Community here can be neighborhood, civic club, country, and others. Several factors could come into play with regard to enhanced individuals feeling integrated into community, with each type of community presenting its own challenges. One factor is the percentage of enhanced humans who constitute a particular community. Social pressure, feelings of alienation, communication challenges, and attitudes of superiority might show up differently, depending on the size of the enhanced population of the community. A competent therapist, in addressing the particular distress with which the client presents, will consider all these and other factors. Family issues that arise from one or more members of a family being enhanced constitute another whole domain of mental health need and possible intervention.

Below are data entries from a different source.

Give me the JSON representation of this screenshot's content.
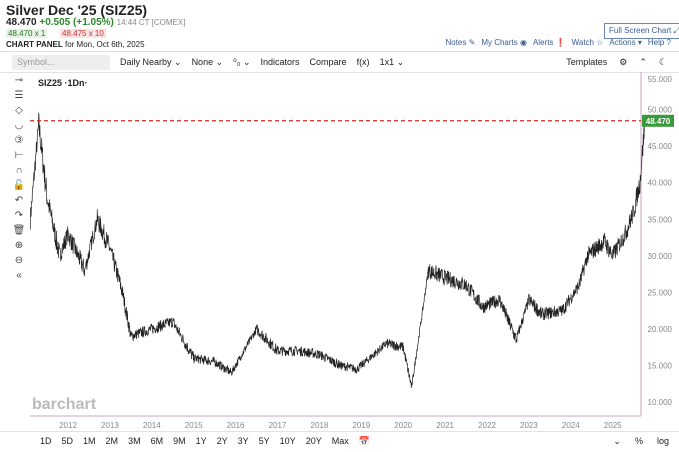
{
  "header": {
    "title": "Silver Dec '25 (SIZ25)",
    "last": "48.470",
    "change": "+0.505 (+1.05%)",
    "time": "14:44 CT [COMEX]",
    "bid": "48.470 x 1",
    "ask": "48.475 x 10",
    "panel_label": "CHART PANEL",
    "panel_date": "for Mon, Oct 6th, 2025",
    "fullscreen": "Full Screen Chart ⤢"
  },
  "links": [
    "Notes ✎",
    "My Charts ◉",
    "Alerts ❗",
    "Watch ☆",
    "Actions ▾",
    "Help ?"
  ],
  "toolbar": {
    "symbol_placeholder": "Symbol...",
    "items": [
      "Daily Nearby ⌄",
      "None ⌄",
      "⁰₀ ⌄",
      "Indicators",
      "Compare",
      "f(x)",
      "1x1 ⌄"
    ],
    "templates": "Templates",
    "icons": [
      "⚙",
      "⌃",
      "☾"
    ]
  },
  "sidebar_icons": [
    "⊸",
    "☰",
    "◇",
    "◡",
    "③",
    "⊢",
    "∩",
    "🔓",
    "↶",
    "↷",
    "🗑",
    "⊕",
    "⊖",
    "«"
  ],
  "legend": "SIZ25 ·1Dn·",
  "brand": "barchart",
  "colors": {
    "line": "#222",
    "price_line": "#d22",
    "price_tag": "#3a9a3a",
    "axis": "#c9a3c9"
  },
  "bottom": {
    "ranges": [
      "1D",
      "5D",
      "1M",
      "2M",
      "3M",
      "6M",
      "9M",
      "1Y",
      "2Y",
      "3Y",
      "5Y",
      "10Y",
      "20Y",
      "Max"
    ],
    "calendar": "📅",
    "right": [
      "⌄",
      "%",
      "log"
    ]
  },
  "chart_data": {
    "type": "line",
    "title": "Silver Dec '25 (SIZ25)",
    "x": [
      2011.1,
      2011.3,
      2011.5,
      2011.8,
      2012.0,
      2012.4,
      2012.7,
      2013.0,
      2013.3,
      2013.5,
      2014.0,
      2014.5,
      2015.0,
      2015.5,
      2015.9,
      2016.5,
      2017.0,
      2017.5,
      2018.0,
      2018.5,
      2018.9,
      2019.6,
      2020.0,
      2020.2,
      2020.6,
      2021.0,
      2021.5,
      2021.9,
      2022.3,
      2022.7,
      2023.0,
      2023.3,
      2023.8,
      2024.2,
      2024.4,
      2024.8,
      2025.0,
      2025.3,
      2025.5,
      2025.65,
      2025.77
    ],
    "y": [
      35,
      48,
      38,
      30,
      33,
      28,
      35,
      31,
      25,
      19,
      20,
      21,
      16,
      15.5,
      14,
      20,
      17,
      17,
      16.5,
      15,
      14.5,
      18,
      17.5,
      12,
      28,
      27,
      26,
      23,
      24,
      18.5,
      24,
      22,
      22.5,
      26,
      30,
      32,
      30,
      33,
      36,
      40,
      48.47
    ],
    "yticks": [
      "10.000",
      "15.000",
      "20.000",
      "25.000",
      "30.000",
      "35.000",
      "40.000",
      "45.000",
      "50.000",
      "55.000"
    ],
    "ylim": [
      10,
      55
    ],
    "xticks": [
      "2012",
      "2013",
      "2014",
      "2015",
      "2016",
      "2017",
      "2018",
      "2019",
      "2020",
      "2021",
      "2022",
      "2023",
      "2024",
      "2025"
    ],
    "last_price": "48.470"
  }
}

In addition to fitting into communities of ordinary humans, enhanced individuals may also struggle to relate well with other people with enhancements similar to or maybe quite different from those of the client. As with other isms that challenge society, people with advanced abilities may tend to isolate from ordinary humans, aggravating problems about how enhanced people relate to each other. My modest goal is not to detail the many possible therapeutic situations that might arise with an enhanced client working on relationship concerns with other enhanced people. Rather, I contend that a cognitive model would be an effective therapeutic approach for a cognitively enhanced client in a problematic relationship with other enhanced people.
To give an example of one religion, Christianity has a particular focus on community as the church, the body of Christ. Societal divisions are reflected in the church (
Lipka 2014), and the emergence of enhanced congregants alongside “normals” would present their own set of challenges. Those challenges could include, but not be limited to, controversies about a variety of topics, such as inclusion into the congregation, taking leadership positions in the church, administering sacraments, and ordination. Pastoral care that gives emphasis to reason and critical thinking, even when thinking through theological issues of community, could be a useful way to work with cognitively enhanced Christians on these and other matters.
5. Concluding Reflections
It is certainly possible, some would say likely, that we will see significantly enhanced humans resulting from the vast array of powerful technologies and therapies under development. Given the many research programs addressing it, cognitive enhancement could be a sizable part of human enhancement. Cognitively enhanced people will surely come with mental health and, for persons of faith, spiritual health needs and concerns. Two psychological challenges with religious dimensions and import, which could be faced by individuals as a consequence of their cognitive enhancements, are concerns about physicality and fitting into community with ordinary humans and other enhanced humans. I have proposed Aaron Beck’s cognitive therapy as a model appropriate for serving the mental and spiritual health needs of cognitively enhanced humans.
In my Himalayan trek, I thought about the first explorers who confronted the wild, unpredictable landscape. Their exciting journey forward was fraught with danger and uncertainty, but also opportunity. The enhanced human psychological terrain is also a frontier vast, unpredictable, and maybe dangerous, but also exciting and filled with possibility. Unlike standing before a Himalayan mountain, when these cognitively enhanced populations arrive, we will not have the luxury of avoiding the frontier. The sooner we begin readying ourselves for that trek, the better.